Where even to begin? And how to judge the risks as you proceed?

Naturally, most organizations start by considering a range of options. They may look at simpler (though lower-impact) alternatives like encapsulating certain functions and their data within APIs—thus easing future integrations with other systems—or rehosting the legacy application on faster and more accessible infrastructure. Many of these options, though, are merely stop gaps, and while they minimize risk, they fail to create the transformative impact expected from full modernization.

Starting over with a clean sheet of paper is thus extremely tempting. It means—so goes the logic—that instead of attempting to fully understand and then manually transform old COBOL into new Java (a typical choice today), a team can skip all that risk and effort and instead do something that they’re familiar with and can control: specifying requirements and building an application to meet them. Architects love this too, seeing it as a way of ridding the organization of a huge amount of technical debt and inflexibility. And as for program managers, well, there are few who can resist being able to present an attractively-positive-ROI project to their executive leads—and on a spreadsheet, greenfield projects promise exactly this.

Risks Abound

All too often, though, greenfield is a siren song, tempting—but full of its own variety of risks. To get a sense of them, try for a moment to flip the perspective. Instead of seeing a legacy COBOL application as merely a thing that needs to be modernized, see it as a fully-functioning machine that met all the requirements of its makers—certified before it moved into production and validated extensively afterward.
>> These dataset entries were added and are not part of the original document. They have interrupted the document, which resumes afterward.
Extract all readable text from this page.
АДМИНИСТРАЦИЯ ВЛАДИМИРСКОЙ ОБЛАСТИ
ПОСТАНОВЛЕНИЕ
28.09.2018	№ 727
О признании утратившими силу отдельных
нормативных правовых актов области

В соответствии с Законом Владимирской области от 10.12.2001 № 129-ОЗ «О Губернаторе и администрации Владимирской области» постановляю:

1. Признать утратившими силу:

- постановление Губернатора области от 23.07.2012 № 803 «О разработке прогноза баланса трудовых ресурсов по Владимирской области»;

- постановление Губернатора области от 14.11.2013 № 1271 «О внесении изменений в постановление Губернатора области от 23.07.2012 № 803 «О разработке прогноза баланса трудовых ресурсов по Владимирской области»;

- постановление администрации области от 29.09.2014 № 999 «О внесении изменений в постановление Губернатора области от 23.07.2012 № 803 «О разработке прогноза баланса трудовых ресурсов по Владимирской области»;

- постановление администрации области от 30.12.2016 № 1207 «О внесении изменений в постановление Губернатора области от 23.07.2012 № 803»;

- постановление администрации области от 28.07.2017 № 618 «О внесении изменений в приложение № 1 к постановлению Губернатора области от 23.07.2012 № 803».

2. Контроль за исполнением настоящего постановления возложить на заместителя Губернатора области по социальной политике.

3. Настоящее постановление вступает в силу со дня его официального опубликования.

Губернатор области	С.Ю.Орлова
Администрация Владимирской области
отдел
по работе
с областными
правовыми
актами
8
The application has had all its rough edges smoothed away through steady incremental modifications over a long span of time.

This validated, evolved, and polished system, inflexible though it may be in the present year, is what a greenfield team is attempting to build fresh.

The risks that spawn from this basic truth include severe estimation errors, unidentified (but often critical) requirements going unmet, poorly understood interdependencies with other applications and data stores, and even the emergence of competitive threats that can’t be addressed while the project pushes slowly along, monopolizing the attention of the team as it does so.

A final risk to consider: like any big project with a significant amount of investment dollars and executive buy-in behind it, a greenfield application modernization effort has its own hard-to-stop momentum, and by the time a program manager has realized that the wrong approach has been picked, it might be too late to redirect it. “Damn the torpedoes. Full Speed!”